The dialysis center has you turn out your pockets upon entering.
This evening at going in, same routine. Put your name on the white board(which I think is not cool)
Go to the desk, turn out your pockets. They glance or look askance if nothing is presented. Generally I have nothing. My phones and tablet, and newspaper/book are with my blankie.
I put a hoodie on today. It had my inhaler and an insulin pen in the pocket. I guess they were there from awhile ago.
The person at the desk grabbed them up and said something to the effect “no drugs brought in” they then looked closely at both and said " these are both expired" chunked them in the trash under the desk.
I stumbled around and was gonna say, “hey, that’s just rude!”
Except Ivy beat me to it.
First off I was ticked off because they were mopping the floors where people were waiting. I tried real hard not to think about what happened to cause this untimely clean up.

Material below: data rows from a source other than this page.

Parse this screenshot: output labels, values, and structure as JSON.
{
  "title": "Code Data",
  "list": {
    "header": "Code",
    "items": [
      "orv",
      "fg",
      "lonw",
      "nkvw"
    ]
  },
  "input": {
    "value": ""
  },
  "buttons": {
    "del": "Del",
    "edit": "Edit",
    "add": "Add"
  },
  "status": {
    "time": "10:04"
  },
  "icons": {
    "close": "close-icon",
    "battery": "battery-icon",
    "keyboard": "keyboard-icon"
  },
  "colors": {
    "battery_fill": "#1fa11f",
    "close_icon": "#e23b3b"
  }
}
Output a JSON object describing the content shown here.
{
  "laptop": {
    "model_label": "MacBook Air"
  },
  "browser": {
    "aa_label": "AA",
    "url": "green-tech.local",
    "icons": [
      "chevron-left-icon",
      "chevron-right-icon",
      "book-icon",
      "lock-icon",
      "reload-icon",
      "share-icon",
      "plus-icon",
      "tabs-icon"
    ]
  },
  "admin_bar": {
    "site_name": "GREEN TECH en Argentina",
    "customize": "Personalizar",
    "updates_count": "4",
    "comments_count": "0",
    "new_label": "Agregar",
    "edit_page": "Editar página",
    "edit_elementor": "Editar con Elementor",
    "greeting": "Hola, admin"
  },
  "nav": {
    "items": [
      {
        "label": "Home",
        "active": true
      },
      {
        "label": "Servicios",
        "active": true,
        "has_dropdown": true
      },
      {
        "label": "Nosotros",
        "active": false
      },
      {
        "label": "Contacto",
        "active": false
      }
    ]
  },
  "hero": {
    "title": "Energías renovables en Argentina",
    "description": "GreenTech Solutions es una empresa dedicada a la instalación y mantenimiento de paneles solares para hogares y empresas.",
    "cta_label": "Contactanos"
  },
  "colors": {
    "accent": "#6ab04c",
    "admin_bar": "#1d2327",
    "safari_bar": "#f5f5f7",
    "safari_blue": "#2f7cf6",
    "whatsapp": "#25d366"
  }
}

Next I got to see a rude person just toss my belongings with out explanation or an “I’m sorry”
Finally, what do they think people are gonna bring into a place that’s saving their lives that’s dangerous?
I know, I know. Shootings happen. Happened close to here today.
This is even a more personal place than a regular clinic or hospital, as a medical facility goes.
You’re there for one reason, so you’ll live another few days.
I can’t imagine a less likely place.
You might want to double-check, but I strongly suspect putting personally identifiable patient info in public view is a HIPAA violation. Then there’s the confiscation of prescription meds and the attitude. Can you contact the management of this place or perhaps find a different place and let this one know why they’re losing a patient? I’m honestly not sure I’d trust this bunch with my health, based on the described lack of professionalism.
Of course, I don’t know their medical trash removal. For all I know it was red bag lined trash can.
I do know they’ve medical specific, afterhours cleaning crew.
I’ve talked to a person who worked for the company. They pay their workers something close to $45/hour.
Great money for basically untrained workers.
Just gotta work at night and not be nervous around disposed medical trash.
My local hospital’s emergency room now has a guard and metal detector at the entrance. We showed up when my husband was having severe chest pain, and the guard sized us up and said PROBABLY we didn’t need to remove our belts to get through the metal detector, but we had to turn out our pockets and put all the items in the little bin, just like at the airport. My god. What do they do when someone’s bleeding out on the spot, not merely having a heart attack?
I agree, they have no right to throw out your personal property. They are not law enforcement, nor were you at a TSA checkpoint. If they had a problem with you bringing them into their facility, they should have politely told you and allowed you to store them in your vehicle.
As the OP well knows, insulin costs are out of control in this country. And expired insulin may well be better than no insulin. But that is not their call to make.
Try going into your local Social Security office. In mine,there are two people working behind the screened off office. And before you can even go in, there is an armed security guard covering the entrance. Bored. Empty your pockets, check for carrying a gun, drugs, before you can even get inside to ask a probably easy question. Higher security than most banks and worse service than at the Dept. of Motor Vehicles.
Oh yes, I feel better before I get out of the chair, if I’ve had no problems. And that does happen. Glucose drop, cramps, nausea, extreme fatigue.
It’s an invasive procedure 3 times a week. Takes it on toll on the body.
I have no choice, not a viable kidney transplant patient.
So this is my life …til it’s not.
Are they developing home machines that you can do on your own? Maybe it’s not even plausible.
I donate blood a few times a year. Just whole blood where they take out a pint. Years ago I would do a thing called Power Red where they would run some blood through a filter to take out the red cells (?) and then put the rest back in. It was the weirdest damn feeling to have the cold* blood put back in. I finally had to stop because it made me feel crappy for two days.
*It wasn’t really cold cold but noticeably colder than it was going out.